Мать смахивала пыль с комода или платяного шкафа, выдвигала и задвигала так называемые «шухлядки», брала в руки фарфоровых пастушков и пастушек, – на миг лицо ее освещалось улыбкой, – возможно, отсвет этой улыбки тянулось еще оттуда, из Берлина, – там все только начиналось, и пьянящий воздух другой жизни проступал сквозь горькую завесу дыма.
Дом, в котором добротная мебель благородного темного дерева, застывшего под ажурными салфетками, – ни скрипа, ни шороха, – лишь иногда поскрипывающего серванта, за стеклами которого угадываются застывшие в чинных позах фарфоровые пастушки и китайские болванчики, и, конечно же, посуда, – пирамиды, составленные из судочков, глубоких и мелких тарелок, соусников, пузатых чашек и прозрачного саксонского фарфора, – такого непостижимо утонченного и хрупкого в неловких руках, – я тебе сколько раз говорила! – все тот же голос с металлическими нотками вырывает из забытья.
Чашка выскальзывает из пальцев и плавно разлетается на тысячи благородных осколков. И тут же рев, – оглушительный, помноженный на десяток зеркал, в которых злые тролли хохочут, гримасничают, заходятся беззвучным плачем, тычут в ее сторону короткими пальцами.
И тогда тишина дома поглощает ее, сидящую в углу с прижатой к груди тряпичной куклой.

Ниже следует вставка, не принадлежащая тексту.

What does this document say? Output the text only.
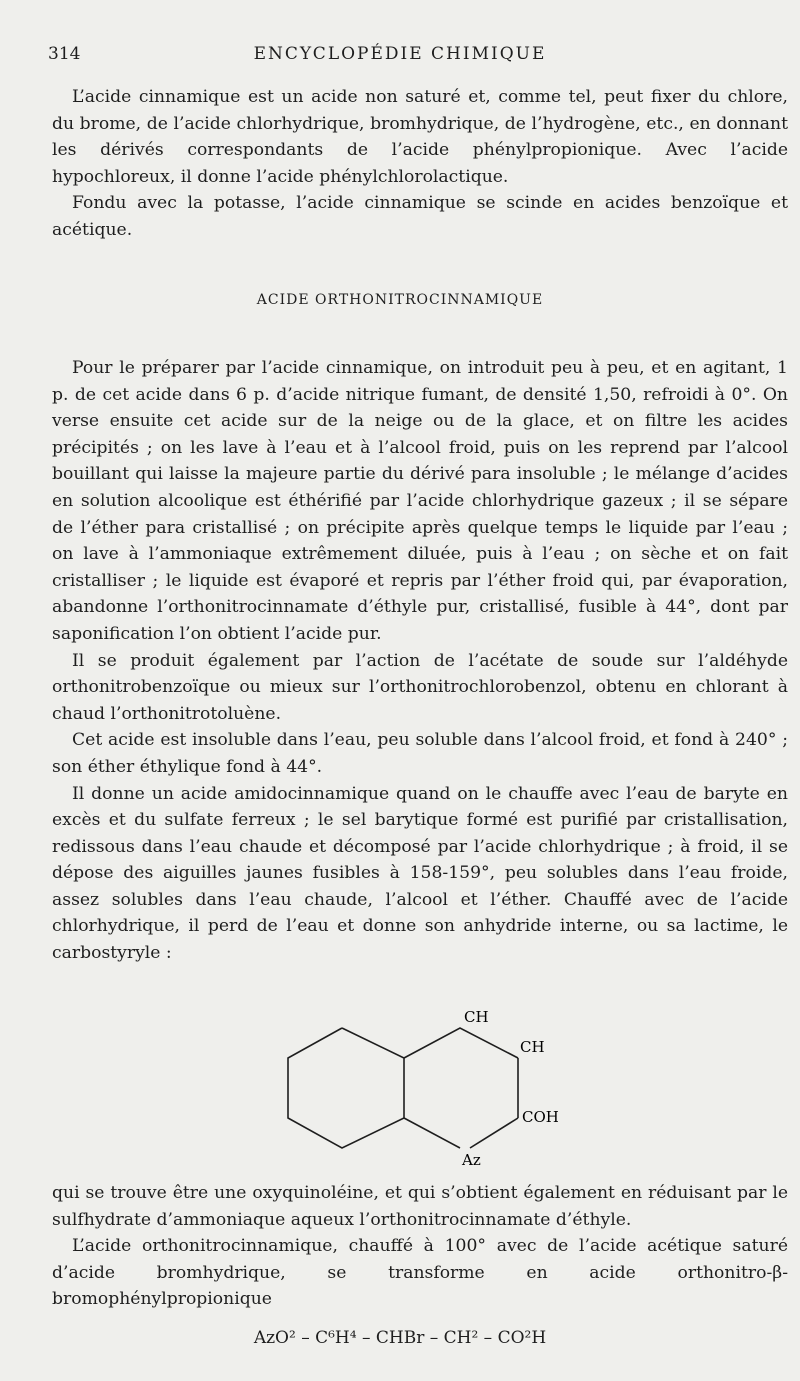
314	ENCYCLOPÉDIE CHIMIQUE

L’acide cinnamique est un acide non saturé et, comme tel, peut fixer du chlore, du brome, de l’acide chlorhydrique, bromhydrique, de l’hydrogène, etc., en donnant les dérivés correspondants de l’acide phénylpropionique. Avec l’acide hypochloreux, il donne l’acide phénylchlorolactique.

Fondu avec la potasse, l’acide cinnamique se scinde en acides benzoïque et acétique.

ACIDE ORTHONITROCINNAMIQUE

Pour le préparer par l’acide cinnamique, on introduit peu à peu, et en agitant, 1 p. de cet acide dans 6 p. d’acide nitrique fumant, de densité 1,50, refroidi à 0°. On verse ensuite cet acide sur de la neige ou de la glace, et on filtre les acides précipités ; on les lave à l’eau et à l’alcool froid, puis on les reprend par l’alcool bouillant qui laisse la majeure partie du dérivé para insoluble ; le mélange d’acides en solution alcoolique est éthérifié par l’acide chlorhydrique gazeux ; il se sépare de l’éther para cristallisé ; on précipite après quelque temps le liquide par l’eau ; on lave à l’ammoniaque extrêmement diluée, puis à l’eau ; on sèche et on fait cristalliser ; le liquide est évaporé et repris par l’éther froid qui, par évaporation, abandonne l’orthonitrocinnamate d’éthyle pur, cristallisé, fusible à 44°, dont par saponification l’on obtient l’acide pur.

Il se produit également par l’action de l’acétate de soude sur l’aldéhyde orthonitrobenzoïque ou mieux sur l’orthonitrochlorobenzol, obtenu en chlorant à chaud l’orthonitrotoluène.

Cet acide est insoluble dans l’eau, peu soluble dans l’alcool froid, et fond à 240° ; son éther éthylique fond à 44°.

Il donne un acide amidocinnamique quand on le chauffe avec l’eau de baryte en excès et du sulfate ferreux ; le sel barytique formé est purifié par cristallisation, redissous dans l’eau chaude et décomposé par l’acide chlorhydrique ; à froid, il se dépose des aiguilles jaunes fusibles à 158-159°, peu solubles dans l’eau froide, assez solubles dans l’eau chaude, l’alcool et l’éther. Chauffé avec de l’acide chlorhydrique, il perd de l’eau et donne son anhydride interne, ou sa lactime, le carbostyryle :

CH
CH
COH
Az

qui se trouve être une oxyquinoléine, et qui s’obtient également en réduisant par le sulfhydrate d’ammoniaque aqueux l’orthonitrocinnamate d’éthyle.

L’acide orthonitrocinnamique, chauffé à 100° avec de l’acide acétique saturé d’acide bromhydrique, se transforme en acide orthonitro-β-bromophénylpropionique

AzO² – C⁶H⁴ – CHBr – CH² – CO²H
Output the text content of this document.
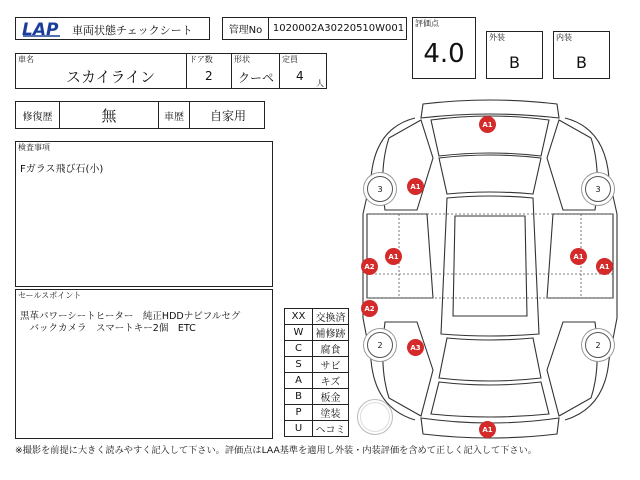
LAP 車両状態チェックシート	管理No	1020002A30220510W001
車名
スカイライン
ドア数
2
形状
クーペ
定員
4
人
修復歴	無	車歴	自家用
評価点
4.0
外装
B
内装
B
検査事項
Fガラス飛び石(小)
セールスポイント
黒革パワーシートヒーター　純正HDDナビフルセグ
　バックカメラ　スマートキー2個　ETC
XX	交換済
W	補修跡
C	腐食
S	サビ
A	キズ
B	板金
P	塗装
U	ヘコミ
3	3
2	2
A1
A1
A1	A1
A2	A1
A2
A3
A1
※撮影を前提に大きく読みやすく記入して下さい。評価点はLAA基準を適用し外装・内装評価を含めて正しく記入して下さい。
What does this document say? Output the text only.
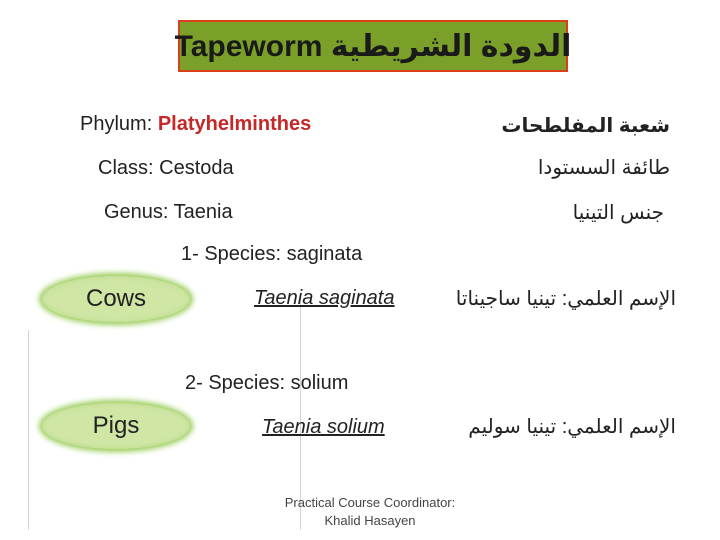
Tapeworm الدودة الشريطية
Phylum: Platyhelminthes	شعبة المفلطحات
Class: Cestoda	طائفة السستودا
Genus: Taenia	جنس التينيا
1- Species: saginata
Cows	Taenia saginata	الإسم العلمي: تينيا ساجيناتا
2- Species: solium
Pigs	Taenia solium	الإسم العلمي: تينيا سوليم
Practical Course Coordinator:
Khalid Hasayen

Некрасивая, некрасивая, – бормочет соседская старуха, ощупывая беспокойными глазами. Глаза у старухи трахомные, страшные, а руки – цепкие, жилистые, – ничего, что некрасивая, зато добрая, – таков старухин вердикт.
Мать, пугливо обхватывая голову девочки, прижимает к животу. Утешенная, вдыхает она тепло заношенной ткани, желая только одного, – стоять так до самого вечера, пока не явится спасение в виде отца, такого же рыжего и некрасивого, как она, – в отца пошла, – шелестит соседка, – в отца, – у тебя, Соня, волос ровный, красивый, и нос, и бровь, – подпортил Илья породу, – она в них пошла, в их сторону, в бабу Еву.
Верочка обиженно сопит, потому что никакой такой бабы Евы не знает, а отца считает самым красивым на свете, даже красивее мамы, которая, и правда, невообразимо хороша в своем строгом с рядом матерчатых пуговок заграничном платье, – тогда все подводами, составами везли, и платья, и комоды, и рояли, и даже ее, Верочку, привезли, – всю в кружевах, точно куклу, – с тугими младенческими ручками, ножками и похожей на облетающий одуванчик головой.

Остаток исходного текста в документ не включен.